Cells Emit Light Before They Die
Over 30 years ago, and quite by accident, German scientist FA Popp and his colleagues discovered that cells emit light before they die.
This observation, as enigmatic as it is elegiac, required many more years of study to be confirmed. However, he offered a particular description of the properties of the human cell. The same postulate managed to caress the popular imagination and collide head-on with the scientific skepticism of the time.
The discovery
According to the scientist, such a poetic phenomenon reflects the programmed tendency of human cells to emit ultra-weak light radiation – made up of what he called biophotons – with an intensity exponentially greater than usual during the moments before the cessation of their vital function.
This ability is not observable only in the last moments of the cell’s existence.

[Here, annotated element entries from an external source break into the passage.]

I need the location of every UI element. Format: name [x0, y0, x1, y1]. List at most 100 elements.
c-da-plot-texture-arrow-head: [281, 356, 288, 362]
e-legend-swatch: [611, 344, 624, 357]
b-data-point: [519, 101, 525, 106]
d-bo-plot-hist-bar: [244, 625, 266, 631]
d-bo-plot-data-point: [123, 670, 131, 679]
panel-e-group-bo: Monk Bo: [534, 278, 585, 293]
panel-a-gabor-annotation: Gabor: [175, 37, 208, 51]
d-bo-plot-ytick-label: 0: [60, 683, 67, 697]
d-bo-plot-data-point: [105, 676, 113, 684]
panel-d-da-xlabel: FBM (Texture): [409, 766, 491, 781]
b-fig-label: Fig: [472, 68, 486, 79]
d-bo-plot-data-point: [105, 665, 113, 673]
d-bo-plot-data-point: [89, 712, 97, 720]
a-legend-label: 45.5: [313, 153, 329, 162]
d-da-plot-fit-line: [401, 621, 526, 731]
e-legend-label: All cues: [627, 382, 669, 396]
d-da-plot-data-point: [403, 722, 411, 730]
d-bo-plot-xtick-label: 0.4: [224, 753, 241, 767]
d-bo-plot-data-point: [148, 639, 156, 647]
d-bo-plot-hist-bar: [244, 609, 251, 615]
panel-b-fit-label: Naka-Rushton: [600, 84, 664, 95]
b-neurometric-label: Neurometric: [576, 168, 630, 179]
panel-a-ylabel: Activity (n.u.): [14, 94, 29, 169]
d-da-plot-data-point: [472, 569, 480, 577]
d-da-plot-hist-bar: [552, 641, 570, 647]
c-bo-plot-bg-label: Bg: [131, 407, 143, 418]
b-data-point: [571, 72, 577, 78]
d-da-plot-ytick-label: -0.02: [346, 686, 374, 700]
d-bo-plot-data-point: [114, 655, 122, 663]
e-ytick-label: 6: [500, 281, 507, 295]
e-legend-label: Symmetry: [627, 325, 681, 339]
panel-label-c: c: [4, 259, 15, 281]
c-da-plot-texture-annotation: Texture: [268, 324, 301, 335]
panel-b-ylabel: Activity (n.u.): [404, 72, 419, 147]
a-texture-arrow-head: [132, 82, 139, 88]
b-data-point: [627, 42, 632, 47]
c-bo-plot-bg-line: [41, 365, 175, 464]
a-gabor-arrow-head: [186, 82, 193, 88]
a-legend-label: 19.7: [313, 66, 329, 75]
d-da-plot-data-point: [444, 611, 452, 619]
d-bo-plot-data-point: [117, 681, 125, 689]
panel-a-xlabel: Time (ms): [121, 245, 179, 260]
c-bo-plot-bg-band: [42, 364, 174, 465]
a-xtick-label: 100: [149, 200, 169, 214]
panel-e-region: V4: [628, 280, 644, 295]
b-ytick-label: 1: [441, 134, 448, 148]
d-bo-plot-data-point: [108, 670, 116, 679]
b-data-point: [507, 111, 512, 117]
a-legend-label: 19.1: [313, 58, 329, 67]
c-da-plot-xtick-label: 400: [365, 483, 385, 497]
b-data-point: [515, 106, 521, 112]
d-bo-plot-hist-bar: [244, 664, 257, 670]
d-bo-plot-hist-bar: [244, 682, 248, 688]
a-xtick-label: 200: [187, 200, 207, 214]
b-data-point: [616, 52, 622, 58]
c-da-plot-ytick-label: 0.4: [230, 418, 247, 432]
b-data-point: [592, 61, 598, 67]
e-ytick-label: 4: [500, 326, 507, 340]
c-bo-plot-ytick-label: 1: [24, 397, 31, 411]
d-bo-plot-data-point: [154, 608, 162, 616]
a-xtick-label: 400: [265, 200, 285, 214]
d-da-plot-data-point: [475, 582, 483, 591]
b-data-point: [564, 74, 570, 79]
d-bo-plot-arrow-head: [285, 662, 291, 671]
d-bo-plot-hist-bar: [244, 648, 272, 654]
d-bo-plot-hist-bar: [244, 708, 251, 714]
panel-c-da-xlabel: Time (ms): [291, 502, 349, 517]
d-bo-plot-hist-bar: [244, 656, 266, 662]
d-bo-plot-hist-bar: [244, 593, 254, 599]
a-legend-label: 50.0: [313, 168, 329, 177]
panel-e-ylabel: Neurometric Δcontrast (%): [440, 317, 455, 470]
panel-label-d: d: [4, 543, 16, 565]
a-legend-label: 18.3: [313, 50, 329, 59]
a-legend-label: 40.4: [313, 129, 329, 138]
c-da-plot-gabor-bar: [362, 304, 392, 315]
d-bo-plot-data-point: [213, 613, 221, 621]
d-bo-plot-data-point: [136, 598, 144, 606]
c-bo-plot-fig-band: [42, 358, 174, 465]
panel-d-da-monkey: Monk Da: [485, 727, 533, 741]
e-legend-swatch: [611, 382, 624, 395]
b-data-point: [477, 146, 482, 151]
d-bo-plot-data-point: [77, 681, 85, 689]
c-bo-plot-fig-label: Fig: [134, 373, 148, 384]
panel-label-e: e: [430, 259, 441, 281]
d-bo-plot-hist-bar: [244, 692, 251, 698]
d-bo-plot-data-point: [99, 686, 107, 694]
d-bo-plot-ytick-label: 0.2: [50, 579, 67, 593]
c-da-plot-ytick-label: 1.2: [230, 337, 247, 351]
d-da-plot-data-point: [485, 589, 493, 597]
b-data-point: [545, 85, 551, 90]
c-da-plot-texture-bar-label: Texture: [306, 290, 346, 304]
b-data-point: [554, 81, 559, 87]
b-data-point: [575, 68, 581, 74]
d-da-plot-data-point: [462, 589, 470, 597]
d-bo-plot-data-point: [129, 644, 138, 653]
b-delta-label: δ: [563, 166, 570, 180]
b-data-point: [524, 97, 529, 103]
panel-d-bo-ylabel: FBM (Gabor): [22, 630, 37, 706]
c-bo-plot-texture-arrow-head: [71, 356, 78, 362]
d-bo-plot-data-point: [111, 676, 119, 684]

According to Popp, a faithful follower of the work of the Russian A. Gurwitsch, every multicellular living being emits a light that seems to be decisive in intercellular communication.
This communication is essential for the coordinated work of the various cellular functions. Furthermore, it is articulated by virtue of a language of regularity and irregularity in the aforementioned light emissions.
The first conclusions reached by the German scientist were confirmed in the field of health. He suggested that the quantity and characteristics of these biophotonic irradiations show a statistical correlation with the state of health of the organism in general and of the human body in particular.
This concept structured the narrative, vehemently and controversially defended by the scientist, that the more chaotic the emission of units of light, the more it would reveal the presence of disease. However, this peculiar perspective, which counted on several promoters, has not yet been scientifically validated in a reliable way.
Although such approaches to human health have no official endorsement or accepted clinical application, this cellular bioluminous emission has been shown to intervene in the processes of information transmission between cells.
Scientist S. Mayburov, who published his studies in the technology journal of the Massachusetts Institute of Technology (MIT), is responsible for this scientific concordance between light and cell biology.
Cells emit light, how is that possible?
An obvious reality is that living cells receive sunlight and store it by collecting their constituent units: photons. Otherwise the phenomenon of photosynthesis would not exist and the plants would not obtain energy for their subsistence.
On a planet without plants, breathable oxygen would be too scarce and incompatible with animal life; without photons, we simply wouldn’t be here.
According to the Einsteinian principle that matter is not destroyed but only transformed, the appropriation of photons by the cell – for the performance of its functions and the conservation of its constituent parts – leads to the reuse of that light energy and the spontaneous loss , as occurs in any thermodynamic system, of portions of that energy. It does not seem strange, therefore, that a cell emits light.
In line with the above, Nobel Prize winner A. Szent-Györgyi, a renowned 20th-century Hungarian physiologist, theorized that energy, so essential for life on Earth, is not just the bargaining chip in every function and process. cellular but, in an indispensable way, it is necessary for the maintenance of the same cellular structure.
And that energy, in its most primordial and precursor variant, is precisely the energy that arises as luminous radiation from the largest of sources: the Sun.
The poetry of the cell that gives its light away before dying
Popp himself suggested, on the basis of his knowledge of cells in stressful situations, that this cellular action of rapidly and intensely discarding their luminescent content in the moments before death responded to a rebalancing mechanism of the cellular environment.
Thus, in an attempt to enrich its external environment and diffuse energetic components that may still be useful, the cell would lose its photonic charge explosively before ceasing to exist.
Molecular considerations aside, we glimpse here a metaphor that reflects, almost specularly, the same explosion of the old overgrown stars we know as supernovae.
By gravitationally collapsing into the final instances of their existence as stars, supernovae emit an enormous amount of light radiation. From our terrestrial observers, we see this phenomenon as an eternal splendor.
And this explosion also serves to make the galactic environment a richer one; to return the atoms that millions of years ago decided to attract each other to form a rising star. These atoms will become part of new stars, in the same way that the energy of the cell will be the energy of many others.
Perhaps both phenomena are the expression of the same law of the Universe which operates on such disparate scales; perhaps the smallest is a reflection of the largest and vice versa.
Even though we know so little about reality and despite the limitations of our scientific method, we have science to thank for communicating in a poetic way.